Salvia is a large genus of plants that encompasses a wide range of garden plants including flowering perennials, annuals and herbs.
Few perennials are as long blooming, hardy and reliable – and yet so misunderstood and underappreciated – as perennial Salvias. When properly tended they can provide 8-10 weeks of bloom. Unfortunately, many gardeners are unfamiliar with the proper maintenance of perennial Salvia and end up disappointed in their performance. Johnson’s Gardens commonly carries the following varieties:
All are deer/rabbit resistant, drought tolerant, attractive to butterflies and cold hardy to Zone 3.
- ‘Marcus’ – 8”-10” dwarf with deep violet flowers
- ‘May Night’ – 18”-24” violet-blue flower spikes
- ‘Blue Hill’ – 12”-24” blue flower spikes
- ‘Sensation Deep Rose’ – 12” lavender-pink flower spikes
- ‘Sensation Sky Blue’ – 10”-12” blue flower spikes on compact plant
- ‘Caradonna’ – 24”-30” tall with incredibly deep violet-blue flowers, accented with red, on sturdy dark colored stems. Combine with yellow flowers for a striking color grouping. My favorite!
Care For Salvia
The key to getting the most out of your perennial Salvia is proper pruning, as they require a mid-season “haircut” in order to re-bloom and keep a clean habit. As with all perennials, cut off last season’s growth prior to current season’s growth emerging in the spring. In late spring your Salvia will produce abundant spires of slender flowers. Depending on variety, the flower color will be either rose, cream or shades of blue to violet. Height, again depending on variety, will be from 8” to 30”. This first flush of bloom will last 4 to 5 weeks. Once most of the flowers have faded, cut the entire plant down to the basal foliage. This will rejuvenate the plant and produce a new crop of fresh foliage and a second 4-5 weeks’ worth of flowers. Without this severe haircut, Salvia will flop outward in a birdnest manner and stop blooming, which is how it sometimes earns its undeserved bad name.
There are several species of Salvia which we grow as annuals here in Zone 5.
- S. splendens – This species produces prolific very showy large tubular flowers all summer. The most commonly seen color is a true fire-engine red.

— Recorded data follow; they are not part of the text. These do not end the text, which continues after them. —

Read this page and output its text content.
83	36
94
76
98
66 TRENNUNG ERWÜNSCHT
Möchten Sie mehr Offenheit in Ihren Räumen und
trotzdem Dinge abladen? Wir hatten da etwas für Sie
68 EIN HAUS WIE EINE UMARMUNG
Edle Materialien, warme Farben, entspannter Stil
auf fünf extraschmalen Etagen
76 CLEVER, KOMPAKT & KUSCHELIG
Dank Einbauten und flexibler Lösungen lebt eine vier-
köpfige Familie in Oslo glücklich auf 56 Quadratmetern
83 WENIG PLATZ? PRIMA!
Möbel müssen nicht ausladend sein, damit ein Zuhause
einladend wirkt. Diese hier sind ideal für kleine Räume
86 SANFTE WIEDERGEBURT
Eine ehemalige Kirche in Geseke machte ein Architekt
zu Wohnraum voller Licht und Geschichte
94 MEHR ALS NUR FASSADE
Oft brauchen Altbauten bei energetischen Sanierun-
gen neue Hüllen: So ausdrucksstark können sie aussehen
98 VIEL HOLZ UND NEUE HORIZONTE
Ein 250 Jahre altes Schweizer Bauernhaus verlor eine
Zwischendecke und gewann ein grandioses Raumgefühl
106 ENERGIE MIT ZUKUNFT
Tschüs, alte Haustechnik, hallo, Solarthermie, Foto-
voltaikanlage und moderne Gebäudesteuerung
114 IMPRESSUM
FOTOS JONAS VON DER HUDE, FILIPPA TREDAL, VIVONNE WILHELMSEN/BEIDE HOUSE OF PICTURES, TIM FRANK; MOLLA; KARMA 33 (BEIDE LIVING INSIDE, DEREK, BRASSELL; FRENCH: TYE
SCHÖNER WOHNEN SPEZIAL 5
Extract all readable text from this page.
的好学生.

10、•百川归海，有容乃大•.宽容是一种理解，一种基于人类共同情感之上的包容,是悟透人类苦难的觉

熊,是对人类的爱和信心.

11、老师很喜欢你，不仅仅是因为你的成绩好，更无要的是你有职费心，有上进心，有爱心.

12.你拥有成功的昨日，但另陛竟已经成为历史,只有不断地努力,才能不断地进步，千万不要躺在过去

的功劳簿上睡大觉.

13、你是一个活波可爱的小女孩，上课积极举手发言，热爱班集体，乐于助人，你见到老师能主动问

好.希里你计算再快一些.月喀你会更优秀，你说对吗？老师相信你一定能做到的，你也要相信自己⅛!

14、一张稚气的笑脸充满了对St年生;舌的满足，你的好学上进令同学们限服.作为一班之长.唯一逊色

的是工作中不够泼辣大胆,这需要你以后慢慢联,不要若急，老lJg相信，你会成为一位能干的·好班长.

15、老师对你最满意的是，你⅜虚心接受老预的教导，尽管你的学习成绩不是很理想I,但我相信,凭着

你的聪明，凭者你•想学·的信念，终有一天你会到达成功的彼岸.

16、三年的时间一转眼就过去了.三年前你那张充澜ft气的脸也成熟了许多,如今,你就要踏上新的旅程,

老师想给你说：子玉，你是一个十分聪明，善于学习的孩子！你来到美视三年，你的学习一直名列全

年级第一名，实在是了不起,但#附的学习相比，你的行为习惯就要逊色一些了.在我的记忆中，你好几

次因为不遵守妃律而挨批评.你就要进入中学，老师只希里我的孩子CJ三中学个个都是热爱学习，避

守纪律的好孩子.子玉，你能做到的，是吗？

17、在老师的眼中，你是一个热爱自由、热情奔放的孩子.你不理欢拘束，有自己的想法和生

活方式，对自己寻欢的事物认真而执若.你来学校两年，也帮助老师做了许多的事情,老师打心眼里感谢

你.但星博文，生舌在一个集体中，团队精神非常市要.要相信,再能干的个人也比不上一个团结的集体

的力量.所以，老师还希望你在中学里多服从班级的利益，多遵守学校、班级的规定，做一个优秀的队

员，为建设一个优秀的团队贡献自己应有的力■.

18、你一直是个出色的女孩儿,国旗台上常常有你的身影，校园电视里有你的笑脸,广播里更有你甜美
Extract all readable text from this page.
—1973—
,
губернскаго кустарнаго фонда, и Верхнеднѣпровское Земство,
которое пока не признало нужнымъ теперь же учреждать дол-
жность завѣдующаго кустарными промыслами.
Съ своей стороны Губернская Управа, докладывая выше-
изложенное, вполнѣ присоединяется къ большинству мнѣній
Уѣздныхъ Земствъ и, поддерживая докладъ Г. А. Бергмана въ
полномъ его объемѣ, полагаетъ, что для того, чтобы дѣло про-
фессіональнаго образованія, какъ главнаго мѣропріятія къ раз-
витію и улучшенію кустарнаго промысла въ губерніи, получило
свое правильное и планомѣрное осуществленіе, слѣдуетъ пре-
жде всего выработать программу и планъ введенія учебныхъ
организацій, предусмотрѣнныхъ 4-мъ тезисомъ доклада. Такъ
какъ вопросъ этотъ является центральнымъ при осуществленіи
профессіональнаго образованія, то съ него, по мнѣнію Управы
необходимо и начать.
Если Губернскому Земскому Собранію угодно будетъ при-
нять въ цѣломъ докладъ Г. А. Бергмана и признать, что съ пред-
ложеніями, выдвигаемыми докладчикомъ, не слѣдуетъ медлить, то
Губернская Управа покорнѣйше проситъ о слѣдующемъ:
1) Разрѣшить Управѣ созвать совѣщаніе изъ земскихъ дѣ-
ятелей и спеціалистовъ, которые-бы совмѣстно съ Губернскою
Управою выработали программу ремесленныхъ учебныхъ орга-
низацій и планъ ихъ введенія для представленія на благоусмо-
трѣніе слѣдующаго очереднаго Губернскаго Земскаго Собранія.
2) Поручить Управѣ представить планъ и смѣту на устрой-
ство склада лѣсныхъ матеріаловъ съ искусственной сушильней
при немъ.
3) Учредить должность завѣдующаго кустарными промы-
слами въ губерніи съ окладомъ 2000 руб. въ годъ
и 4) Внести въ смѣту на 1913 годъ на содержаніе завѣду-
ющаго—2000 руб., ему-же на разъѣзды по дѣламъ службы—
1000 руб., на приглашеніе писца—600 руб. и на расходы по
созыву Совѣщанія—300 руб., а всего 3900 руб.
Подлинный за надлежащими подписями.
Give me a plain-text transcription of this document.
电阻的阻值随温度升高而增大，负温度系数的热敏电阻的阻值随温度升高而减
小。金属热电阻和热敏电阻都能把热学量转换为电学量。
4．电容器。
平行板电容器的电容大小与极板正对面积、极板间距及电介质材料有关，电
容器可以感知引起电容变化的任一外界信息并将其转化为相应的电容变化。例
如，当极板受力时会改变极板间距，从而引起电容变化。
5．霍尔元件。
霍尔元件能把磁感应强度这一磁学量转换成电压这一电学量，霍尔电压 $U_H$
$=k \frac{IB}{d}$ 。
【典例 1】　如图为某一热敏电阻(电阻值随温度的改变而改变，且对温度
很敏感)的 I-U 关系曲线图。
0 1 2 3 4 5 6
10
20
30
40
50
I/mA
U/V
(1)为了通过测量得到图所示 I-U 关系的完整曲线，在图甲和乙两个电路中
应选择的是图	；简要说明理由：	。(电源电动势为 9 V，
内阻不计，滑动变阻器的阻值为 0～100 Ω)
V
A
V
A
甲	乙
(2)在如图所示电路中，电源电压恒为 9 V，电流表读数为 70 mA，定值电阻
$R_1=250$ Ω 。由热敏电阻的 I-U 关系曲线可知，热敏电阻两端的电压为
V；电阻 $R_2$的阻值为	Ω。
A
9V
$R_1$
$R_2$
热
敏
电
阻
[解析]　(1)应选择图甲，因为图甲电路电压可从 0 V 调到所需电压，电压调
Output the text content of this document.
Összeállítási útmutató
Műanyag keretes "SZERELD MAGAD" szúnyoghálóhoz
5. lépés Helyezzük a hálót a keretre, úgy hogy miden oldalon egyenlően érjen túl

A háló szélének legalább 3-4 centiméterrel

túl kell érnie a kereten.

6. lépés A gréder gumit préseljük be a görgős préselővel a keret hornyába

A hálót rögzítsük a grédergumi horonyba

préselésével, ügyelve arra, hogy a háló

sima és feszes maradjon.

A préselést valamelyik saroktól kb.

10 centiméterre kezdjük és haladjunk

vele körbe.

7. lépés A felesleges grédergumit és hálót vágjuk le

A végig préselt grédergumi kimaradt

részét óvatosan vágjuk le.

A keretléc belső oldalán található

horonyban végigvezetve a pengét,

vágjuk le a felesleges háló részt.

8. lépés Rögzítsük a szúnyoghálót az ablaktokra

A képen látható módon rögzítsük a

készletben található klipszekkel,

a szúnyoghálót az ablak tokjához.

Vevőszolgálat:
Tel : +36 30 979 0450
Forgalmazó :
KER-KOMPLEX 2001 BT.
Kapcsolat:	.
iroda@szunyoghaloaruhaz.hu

- S. farinacea – Slender spikes of pale blue all summer long. Popular as a bedding plant
- S. guaranitica – A cultivar called ‘Black & Blue’ is the most popular and is a Hummingbird magnet! It produces deep cobalt blue flowers with black calyces. This one doesn’t begin blooming until mid-summer but will continue through fall, if deadheaded.
Left: S. splendens | Middle: S. farinacea | Right: S. guaranitica ‘Black & Blue’
Culinary Salvia (“Sage”)
Common Sage (Salvia officinalis) – A perennial, native to the Mediterranean region, grown in Wisconsin as an annual. It has woody stems, silver-grey leaves, and blue to purplish flowers. It is a staple herb that is used in meat dishes, sausages, stuffing and tea.
- ‘Aurea’ – Golden variegated foliage
- ‘Tricolor’ – Variegated leaves are cream, purple & green
- ‘Purpurescens’ – Purple shaded leaves
- ‘Berggharten’ – Larger silver/green leaves. This is the hardiest of the group and may overwinter in zone 5, with protection.
Pineapple Sage (Salvia elegans) – Grown as an annual, Pineapple Sage can grow to 36” in a single season. The foliage has a mild pineapple flavor and can be harvested fresh for use in salads, desserts, cold drinks or as a garnish. Dried leaves can be used to make herbal tea, used in jellies and in potpourri. Brilliant red funnel shaped flowers aren’t produced until late summer so the plant is grown primarily for its foliage.